Tidak ada suatu kegiatan apapun yang mengingatkan ketergantungan hidup manusia pada lapisan ozon. Padahal banyak masyarakat umum yang tidak mengetahui bahwa penipisan lapisan ozon terus berjalan dan sudah berada di luar batas toleransi lagi. Ibarat makhluk hidup, bumi secara perlahan segera akan hancur lebih dini. Pemakaian zat-zat kimiawi seperti gas karbondioksida dan maraknya “Rumah kaca” asap pabrik, serta pembalakkan hutan secara besar-besaran adalah bagian dari perusakan ekologi lingkungan. Bentuk-bentuk yang berakibat terjadinya pemanasan global yang memiliki konstribusi besar dalam penipisan lapisan ozon.
Cara hidup manusia yang ingin efisien ternyata malah merusak lingkungan kita, seperti penemuan teknologi baru seperti AC dan kulkas (refigenerator) yang mengandung “ Freon atau CFC ” yang dapat membuat lapisan ozon semakin tipis. Jika lapisan ozon semakin tipis maka panas matahari yang seharusnya dilindungi oleh lapian ozon akan masuk ke bumi sehingga terjadi “ Global Warming”selain itu, juga dapat menyebabkan banyak penyakit seperti kanker kulit, katarak, dan pelemahan sistem daya tahan tubuh. Jika kita tidak peduli terhadap lingkungan kita mungkin bumi kita tidak akan berumur lama lagi.
Pakar ekologi dari Universitas Cornnel, David Pimentel memperkirakan dalam setiap tahunnya sekitar 62 juta kematian atau 40 persen dari total kematian di dunia saat ini disebabkan oleh faktor kerusakan lingkungan hidup. Mungkin salah satu penyebabnya adalah menipisnya lapisan ozon, ketika bencana akibat meluasnya lapisan ozon terjadi, hal ini tidak hanya menghancurkan infrakstruktur, tetapi juga dapat menghancurkan kehidupan manusia bahkan seluruh makhluk hidup di bumi tinggal menunggu waktu saja.

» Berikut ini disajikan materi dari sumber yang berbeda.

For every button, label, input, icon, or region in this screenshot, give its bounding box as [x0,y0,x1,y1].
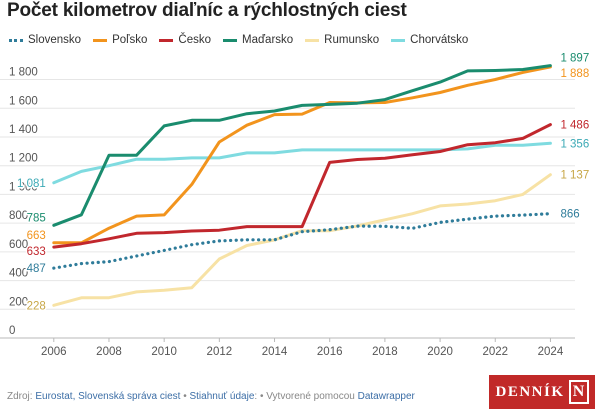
legend-swatch [93,38,108,42]
y-tick-label: 1 200 [9,153,38,165]
legend-item-madarsko: Maďarsko [223,34,293,46]
end-label-madarsko-halo: 1 897 [560,53,589,65]
start-label-chorvatsko: 1 081 [17,178,46,190]
series-line-madarsko [52,64,552,227]
start-label-polsko: 663 [27,230,46,242]
x-tick-label: 2018 [372,346,398,358]
end-label-madarsko: 1 897 [560,53,589,65]
chart-title: Počet kilometrov diaľníc a rýchlostných … [7,0,407,21]
x-tick-label: 2008 [96,346,122,358]
start-label-madarsko-halo: 785 [27,212,46,224]
start-label-slovensko: 487 [27,263,46,275]
y-tick-label: 0 [9,325,15,337]
x-tick-label: 2016 [317,346,343,358]
end-label-chorvatsko-halo: 1 356 [560,138,589,150]
y-tick-label: 1 400 [9,124,38,136]
x-tick-label: 2024 [538,346,564,358]
end-label-slovensko-halo: 866 [560,209,579,221]
y-tick-label: 800 [9,210,28,222]
legend-item-cesko: Česko [159,34,211,46]
source-link[interactable]: Eurostat, Slovenská správa ciest [35,391,181,402]
legend-item-rumunsko: Rumunsko [305,34,379,46]
x-tick-label: 2022 [482,346,508,358]
footer-colon: : [254,391,258,402]
y-tick-label: 400 [9,268,28,280]
legend-swatch [305,38,320,42]
legend-item-chorvatsko: Chorvátsko [391,34,468,46]
series-line-slovensko [52,212,553,270]
logo-letter: N [568,380,589,404]
datawrapper-link[interactable]: Datawrapper [357,391,415,402]
legend-label: Maďarsko [242,34,294,46]
x-tick-label: 2012 [207,346,233,358]
end-label-cesko: 1 486 [560,120,589,132]
legend-label: Chorvátsko [410,34,469,46]
footer-separator: • [257,391,267,402]
start-label-chorvatsko-halo: 1 081 [17,178,46,190]
x-tick-label: 2006 [41,346,67,358]
logo-text: DENNÍK [495,383,565,400]
legend-label: Slovensko [28,34,82,46]
chart-footer: Zdroj: Eurostat, Slovenská správa ciest … [7,391,415,402]
end-label-cesko-halo: 1 486 [560,120,589,132]
legend-swatch [223,38,237,42]
legend-swatch [9,38,23,42]
line-chart: 0 200 400 600 800 1 000 1 200 1 400 1 600 1 800 20… [0,51,591,358]
series-line-polsko [52,65,552,245]
legend-item-slovensko: Slovensko [9,34,81,46]
start-label-cesko: 633 [27,246,46,258]
download-data-link[interactable]: Stiahnuť údaje [189,391,255,402]
start-label-cesko-halo: 633 [27,246,46,258]
end-label-chorvatsko: 1 356 [560,138,589,150]
legend-label: Rumunsko [324,34,380,46]
footer-source-prefix: Zdroj: [7,391,36,402]
legend-item-polsko: Poľsko [93,34,147,46]
x-tick-label: 2014 [262,346,288,358]
start-label-rumunsko: 228 [27,300,46,312]
end-label-slovensko: 866 [560,209,579,221]
x-tick-label: 2020 [427,346,453,358]
dennik-n-logo[interactable]: DENNÍK N [489,375,595,409]
end-label-polsko: 1 888 [560,68,589,80]
series-line-chorvatsko [52,141,552,185]
y-tick-label: 1 600 [9,95,38,107]
y-tick-label: 1 800 [9,67,38,79]
start-label-slovensko-halo: 487 [27,263,46,275]
start-label-rumunsko-halo: 228 [27,300,46,312]
start-label-madarsko: 785 [27,212,46,224]
legend-label: Česko [178,34,211,46]
end-label-rumunsko-halo: 1 137 [560,170,589,182]
chart-legend: Slovensko Poľsko Česko Maďarsko Rumunsko Chor… [9,32,480,48]
legend-label: Poľsko [112,34,148,46]
start-label-polsko-halo: 663 [27,230,46,242]
footer-separator: • [180,391,190,402]
end-label-rumunsko: 1 137 [560,170,589,182]
legend-swatch [391,38,406,42]
y-tick-label: 600 [9,239,28,251]
series-line-cesko [52,123,552,249]
x-tick-label: 2010 [151,346,177,358]
legend-swatch [159,38,174,42]
end-label-polsko-halo: 1 888 [560,68,589,80]
y-tick-label: 200 [9,296,28,308]
y-tick-label: 1 000 [9,181,38,193]
footer-made-with: Vytvorené pomocou [266,391,358,402]
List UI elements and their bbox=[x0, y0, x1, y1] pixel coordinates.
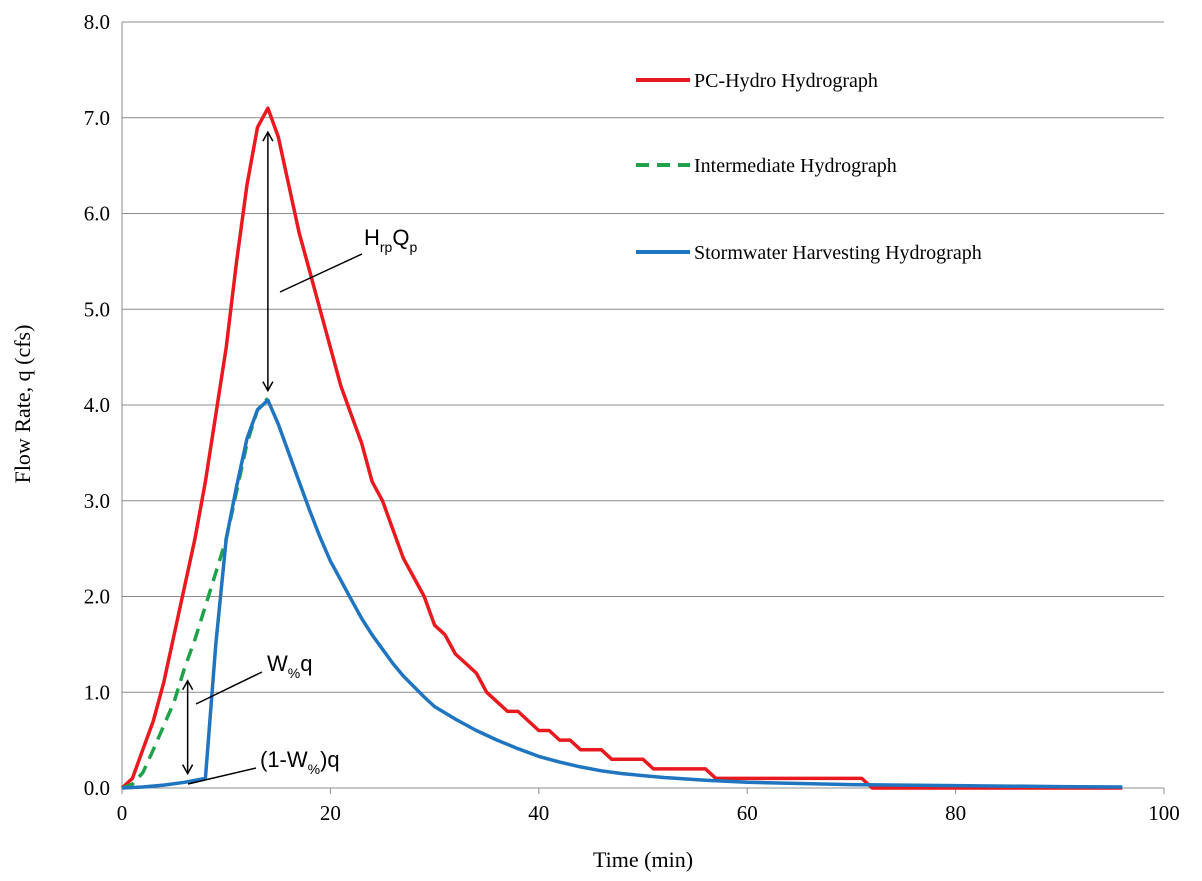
x-tick-label: 80 bbox=[945, 801, 966, 825]
annotation-arrows bbox=[181, 130, 363, 785]
y-tick-label: 7.0 bbox=[84, 106, 110, 130]
legend-label: PC-Hydro Hydrograph bbox=[694, 70, 878, 92]
y-tick-labels: 0.0 1.0 2.0 3.0 4.0 5.0 6.0 7.0 8.0 bbox=[84, 10, 110, 800]
x-tick-label: 60 bbox=[737, 801, 758, 825]
y-tick-label: 4.0 bbox=[84, 393, 110, 417]
w-percent-q-leader-line bbox=[195, 671, 263, 705]
y-tick-label: 2.0 bbox=[84, 585, 110, 609]
x-tick-label: 100 bbox=[1148, 801, 1180, 825]
y-axis-label: Flow Rate, q (cfs) bbox=[10, 325, 35, 484]
x-tick-labels: 0 20 40 60 80 100 bbox=[117, 801, 1180, 825]
one-minus-w-percent-q-leader-line bbox=[187, 767, 257, 785]
x-tick-label: 0 bbox=[117, 801, 128, 825]
grid-lines bbox=[122, 21, 1164, 693]
legend-label: Intermediate Hydrograph bbox=[694, 155, 897, 177]
series-line-pc-hydro-hydrograph bbox=[120, 106, 1123, 790]
annotation-w-percent-q: W%q bbox=[267, 651, 312, 681]
legend: PC-Hydro Hydrograph Intermediate Hydrogra… bbox=[636, 70, 982, 264]
y-tick-label: 8.0 bbox=[84, 10, 110, 34]
hrp-qp-leader-line bbox=[279, 253, 363, 293]
y-tick-label: 3.0 bbox=[84, 489, 110, 513]
annotation-one-minus-w-percent-q: (1-W%)q bbox=[260, 747, 340, 777]
y-tick-label: 1.0 bbox=[84, 680, 110, 704]
data-series bbox=[120, 106, 1123, 790]
y-tick-label: 0.0 bbox=[84, 776, 110, 800]
y-tick-label: 6.0 bbox=[84, 202, 110, 226]
series-line-stormwater-harvesting-hydrograph bbox=[121, 398, 1123, 790]
x-tick-label: 20 bbox=[320, 801, 341, 825]
series-line-intermediate-hydrograph bbox=[121, 397, 270, 790]
y-tick-label: 5.0 bbox=[84, 297, 110, 321]
legend-label: Stormwater Harvesting Hydrograph bbox=[694, 242, 982, 264]
x-axis-label: Time (min) bbox=[593, 847, 693, 872]
x-tick-label: 40 bbox=[528, 801, 549, 825]
annotation-hrp-qp: HrpQp bbox=[364, 225, 417, 255]
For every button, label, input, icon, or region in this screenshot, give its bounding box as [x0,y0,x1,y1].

Sebaiknya pemerintah membuat kebijakan untuk mengurangi kerusakan lingkungan yang juga akan mengakibatkan semakin menipisnya lapisan ozon, kita harus berusaha agar bumi kita dapat bertahan lebih lama lagi. Progam yang bisa dijalankan salah satunya adalah dengan reboisasi karena hutan di Indonesia ini sudah banyak yang gundul, atau bisa juga menerapkan sistem 3R.
Jika manusia mengerti pentingnya menjaga keseimbangan lingungan pasti mereka akan mengubah cara hidup mereka sedikit demi sedikit. Karena yang menentukan umur bumi kita adalah manusia itu sendiri. Mungkin kita dapat menemukan inovasi baru untuk menjaga keseimbangan lingkungan. Bumi kita saat ini membutuhkan perhatian kita agar dapat bertahan lebih lama lagi.